October 14, 2003
Classical good sense from Gary Graffman

In the latest issue of the BBC Music Magazine (November 2003), there's an article by the now 75-year-old Gary Graffman, who was a star concert pianist until injury cut his performing career short. For the last eighteen years he's been the head of the Curtis Institute in Philadelphia, which trains performers and composers. I'm not aware of this piece being available on the net, and I accordingly quote from it at some length.

When I started out as a pianist, in the late Forties, there was no such thing as an American orchestra that played – and therefore, was paid – for 52 weeks a year, and the salary of an orchestra player was not a living wage. And since there were far fewer concerts than there are now, opportunities for soloists were a fraction of what they are today. At that time there were only two major American concert management organisations with a total of about 40 pianists between them. This year's Musical America Directory lists over 600 pianists. And I can't even begin to compare the number of existing orchestra and arts organisations with those of 50 years ago. So perhaps we should be worrying more about glut than decline.

The audience for serious music has grown apace, too. Fifty years ago, New York had only one large concert hall and, aside from Horowitz, Heifetz and Rubinstein, very few performers filled it. I remember often sitting in a half-empty Carnegie Hall to hear New York Philharmonic concerts conducted by Bruno Walter, Artur Rodzinski and Dimitri Mitropoulos.
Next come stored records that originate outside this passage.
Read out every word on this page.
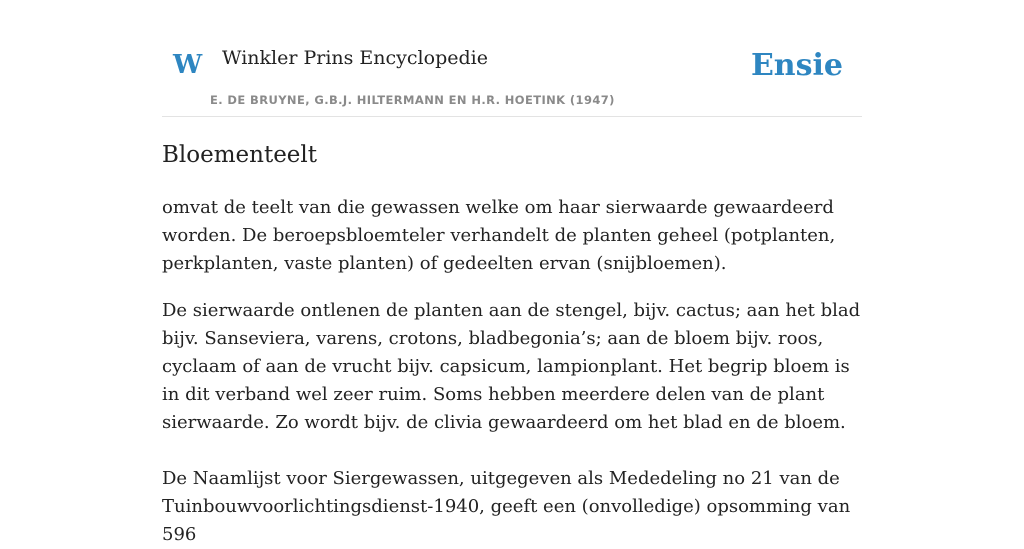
W Winkler Prins Encyclopedie
E. DE BRUYNE, G.B.J. HILTERMANN EN H.R. HOETINK (1947)
Ensie
Bloementeelt

omvat de teelt van die gewassen welke om haar sierwaarde gewaardeerd worden. De beroepsbloemteler verhandelt de planten geheel (potplanten, perkplanten, vaste planten) of gedeelten ervan (snijbloemen).

De sierwaarde ontlenen de planten aan de stengel, bijv. cactus; aan het blad bijv. Sanseviera, varens, crotons, bladbegonia’s; aan de bloem bijv. roos, cyclaam of aan de vrucht bijv. capsicum, lampionplant. Het begrip bloem is in dit verband wel zeer ruim. Soms hebben meerdere delen van de plant sierwaarde. Zo wordt bijv. de clivia gewaardeerd om het blad en de bloem.

De Naamlijst voor Siergewassen, uitgegeven als Mededeling no 21 van de Tuinbouwvoorlichtingsdienst-1940, geeft een (onvolledige) opsomming van 596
In those years, though, nobody expected the world to beat a path to Carnegie Hall.

I wonder whether a good part of today's distress about 'declining' audiences has been caused by the unrealistic expectations of arts administrators. Do any of them actually remember what the music business was like in those longed-for Good Old Days? I think if they had been around then, they'd be a lot more realistic now. Meanwhile, greed rears its head: many administrators, carried away by uncharacteristic success in recent years, have come to believe that their potential audience is unlimited. As a result of this insatiable hunger for expansion – ever more performances in ever larger auditoriums – musical activities have gradually been stretched far beyond demand. And so the music marketers, chasing their tails in the endless search for the larger audiences needed to pay for the costs of the endless search for larger audiences, have begun to tamper with artistic matters. Pops music and potboilers, video enhancement, light shows and 'crossover' artists have begun to invade the symphony concert hall with results, I fear, that will succeed only in alienating true music lovers.
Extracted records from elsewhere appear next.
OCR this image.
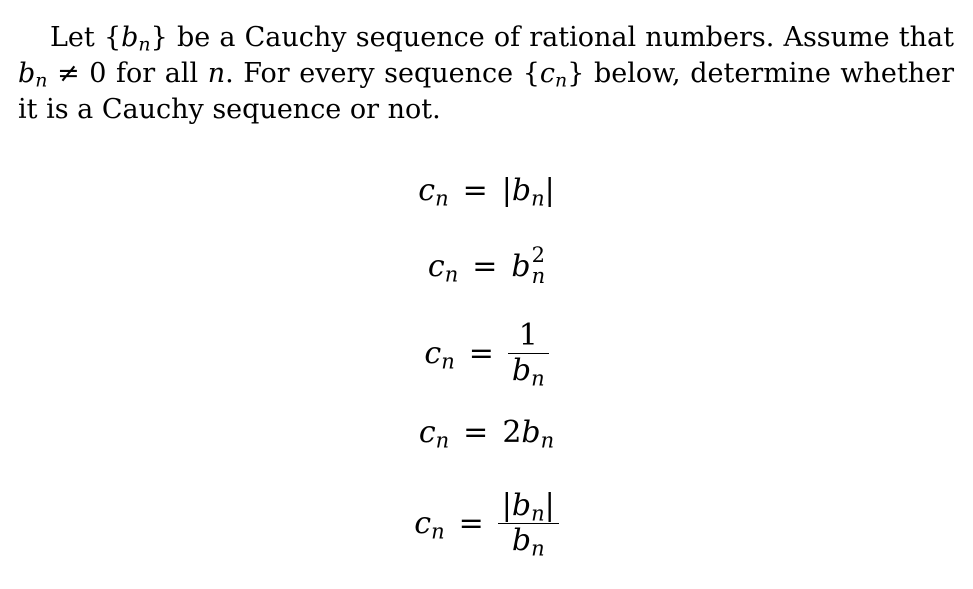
Let $\{b_n\}$ be a Cauchy sequence of rational numbers. Assume that $b_n \ne 0$ for all n. For every sequence $\{c_n\}$ below, determine whether it is a Cauchy sequence or not.
$c_n = |b_n|$
$c_n = b$ 2
n
$c_n = \frac{1}{b_n}$
$c_n = 2b_n$
$c_n = \frac{|b_n|}{b_n}$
I think its crucial to understand that the demand for serious music is – and, in my opinion, always will be – quite finite. In any culture, at any time in history, interest in the arts has been shown by only a small minority of the population. It is neither a necessity for survival nor an instinctive human response. In most cultures this instinct has been an acquired taste. But I think we must also bear in mind that not every person, no matter how well educated, will necessarily become interested in what is known as 'classical music.' So what? Nobody is trying to get me to attend a wrestling match; why should I try to make someone who prefers wrestling to Beethoven attend a symphony concert?

I call that a breath of fresh air, don't you? You don't usually get perspective and sanity and sheer common sense like that from a performing artist.

The thing is, the classical music recording industry may be in all kinds of mess, but the appreciation of classical music is jogging along fine. And all those recordings, done by Horowitz, Heifetz and Rubinstein (and Gary Graffman) are out there working their magic.